Идём по улице Субачаус. Уже совсем нет сил тащить вещи. Папино пальто не держится, соскальзывает с плеча. Очевидно, не мне одной тяжело: в грязи валяются брошенные узлы. Из-за них ещё труднее идти, надо перешагивать или обходить. А сил совсем нет. Мама велит бросить пальто, но я не могу. Кажется, будто брошу самого папу.
Пальто всё же соскальзывает. Хочу поднять, но кто-то наступает на рукав.
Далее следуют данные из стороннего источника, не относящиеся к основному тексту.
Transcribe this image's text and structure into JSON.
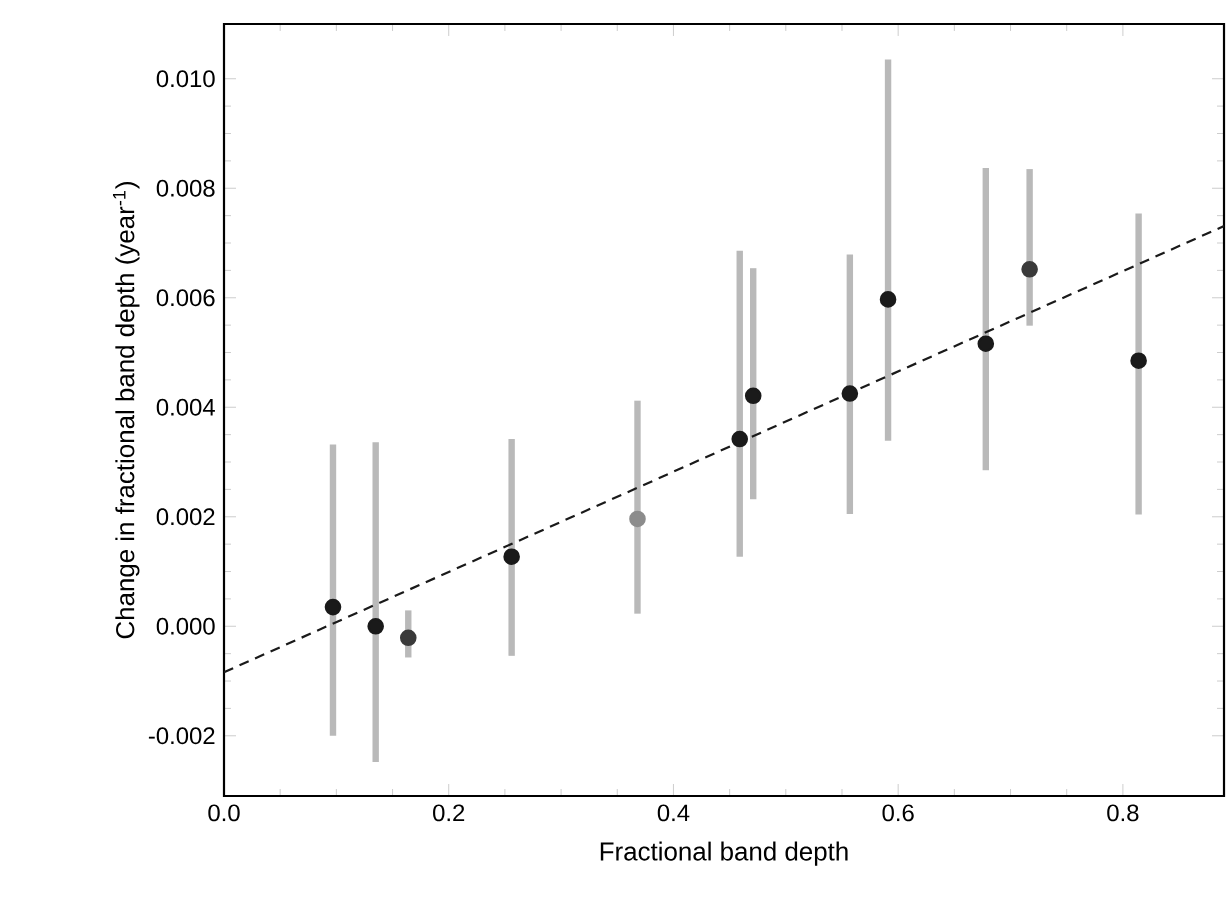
{
  "chart_data": {
    "type": "scatter",
    "xlabel": "Fractional band depth",
    "ylabel": "Change in fractional band depth (year$^{-1}$)",
    "xlim": [
      0,
      0.89
    ],
    "ylim": [
      -0.0031,
      0.011
    ],
    "xticks": [
      {
        "value": 0,
        "label": "0.0"
      },
      {
        "value": 0.2,
        "label": "0.2"
      },
      {
        "value": 0.4,
        "label": "0.4"
      },
      {
        "value": 0.6,
        "label": "0.6"
      },
      {
        "value": 0.8,
        "label": "0.8"
      }
    ],
    "yticks": [
      {
        "value": -0.002,
        "label": "-0.002"
      },
      {
        "value": 0,
        "label": "0.000"
      },
      {
        "value": 0.002,
        "label": "0.002"
      },
      {
        "value": 0.004,
        "label": "0.004"
      },
      {
        "value": 0.006,
        "label": "0.006"
      },
      {
        "value": 0.008,
        "label": "0.008"
      },
      {
        "value": 0.01,
        "label": "0.010"
      }
    ],
    "marker": "circle",
    "series": [
      {
        "color": "#1a1a1a",
        "x": [
          0.097,
          0.135,
          0.256,
          0.459,
          0.471,
          0.557,
          0.591,
          0.678,
          0.814
        ],
        "values": [
          0.00035,
          0.0,
          0.00127,
          0.00342,
          0.00421,
          0.00425,
          0.00597,
          0.00516,
          0.00485
        ],
        "errors": [
          [
            -0.002,
            0.00332
          ],
          [
            -0.00248,
            0.00336
          ],
          [
            -0.00054,
            0.00342
          ],
          [
            0.00127,
            0.00686
          ],
          [
            0.00232,
            0.00654
          ],
          [
            0.00205,
            0.00679
          ],
          [
            0.00339,
            0.01035
          ],
          [
            0.00285,
            0.00837
          ],
          [
            0.00204,
            0.00754
          ]
        ]
      },
      {
        "color": "#3a3a3a",
        "x": [
          0.164,
          0.717
        ],
        "values": [
          -0.00021,
          0.00652
        ],
        "errors": [
          [
            -0.00057,
            0.00029
          ],
          [
            0.00549,
            0.00835
          ]
        ]
      },
      {
        "color": "#8c8c8c",
        "x": [
          0.368
        ],
        "values": [
          0.00196
        ],
        "errors": [
          [
            0.00023,
            0.00412
          ]
        ]
      },
      {
        "type": "line",
        "color": "#1a1a1a",
        "line_style": "dashed",
        "marker": "none",
        "x": [
          0,
          0.89
        ],
        "values": [
          -0.00084,
          0.00731
        ]
      }
    ]
  }
}
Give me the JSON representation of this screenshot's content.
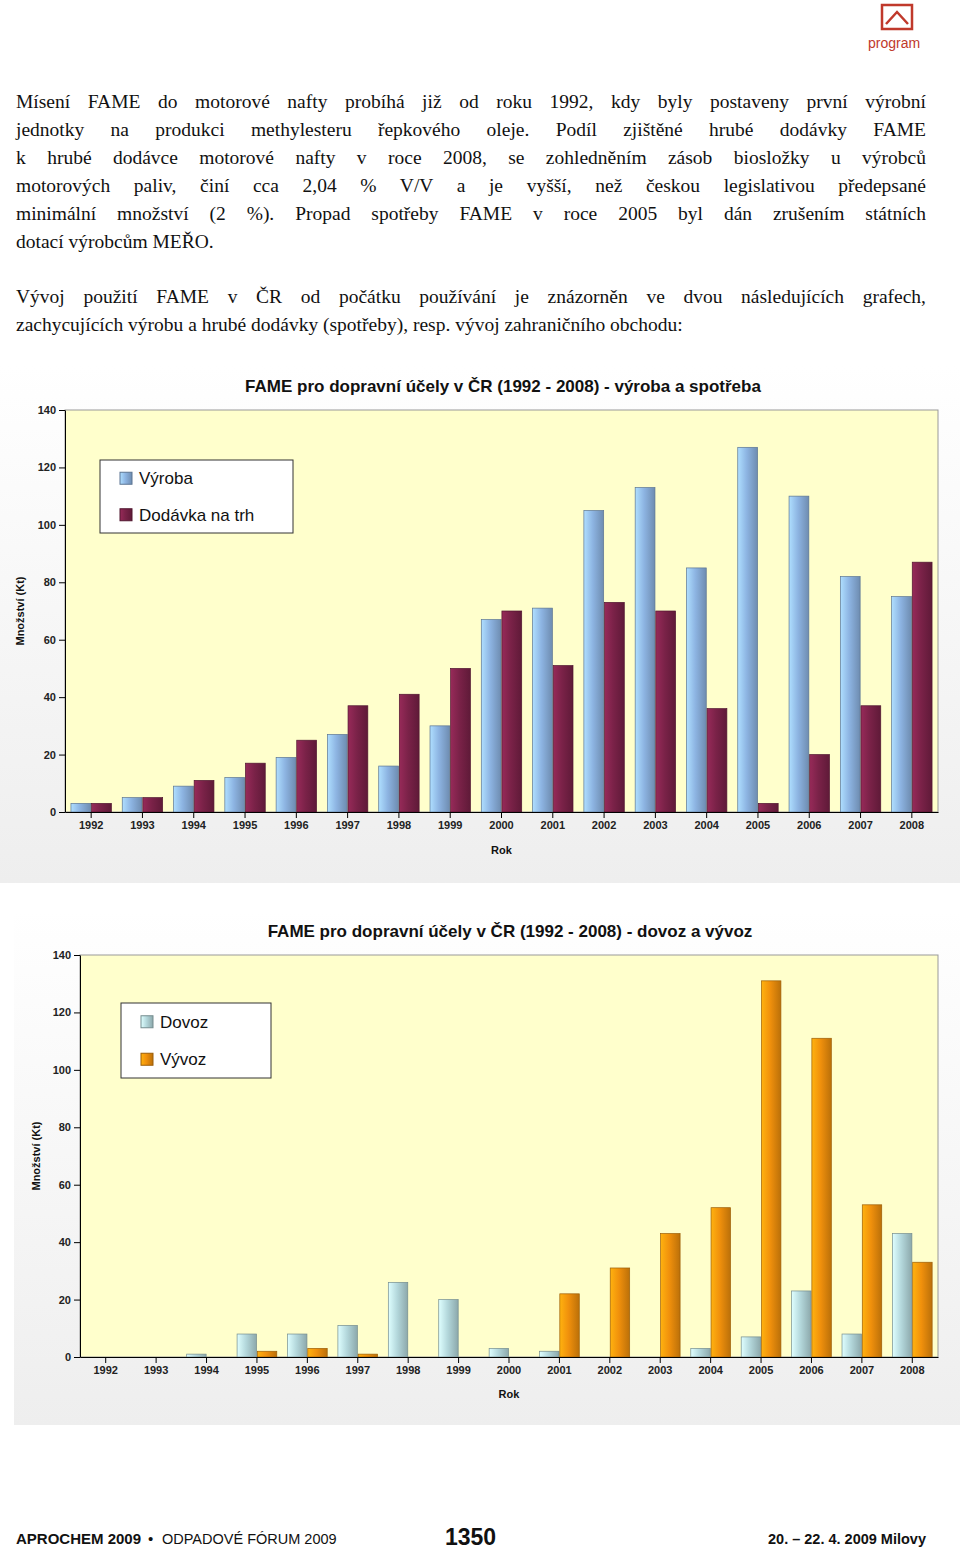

Пытаюсь вытянуть, но на меня орут, что теперь уже нечего трястись над тряпкой. Мама просит не отставать, чтобы не потеряться.
Пальто осталось. Его безжалостно топчут…
Недалеко от улицы Расу останавливаемся. Давка. Передние почти не двигаются, а задние наступают.
Что случилось? Ведь не может быть, чтобы расстреливали тут же, в городе. Может, сажают в машины?
Оказывается, гонят в какие-то ворота, за костёлом. Мужчин оставляют здесь, на улице, только уводят немного вперёд, а женщин и детей – во двор.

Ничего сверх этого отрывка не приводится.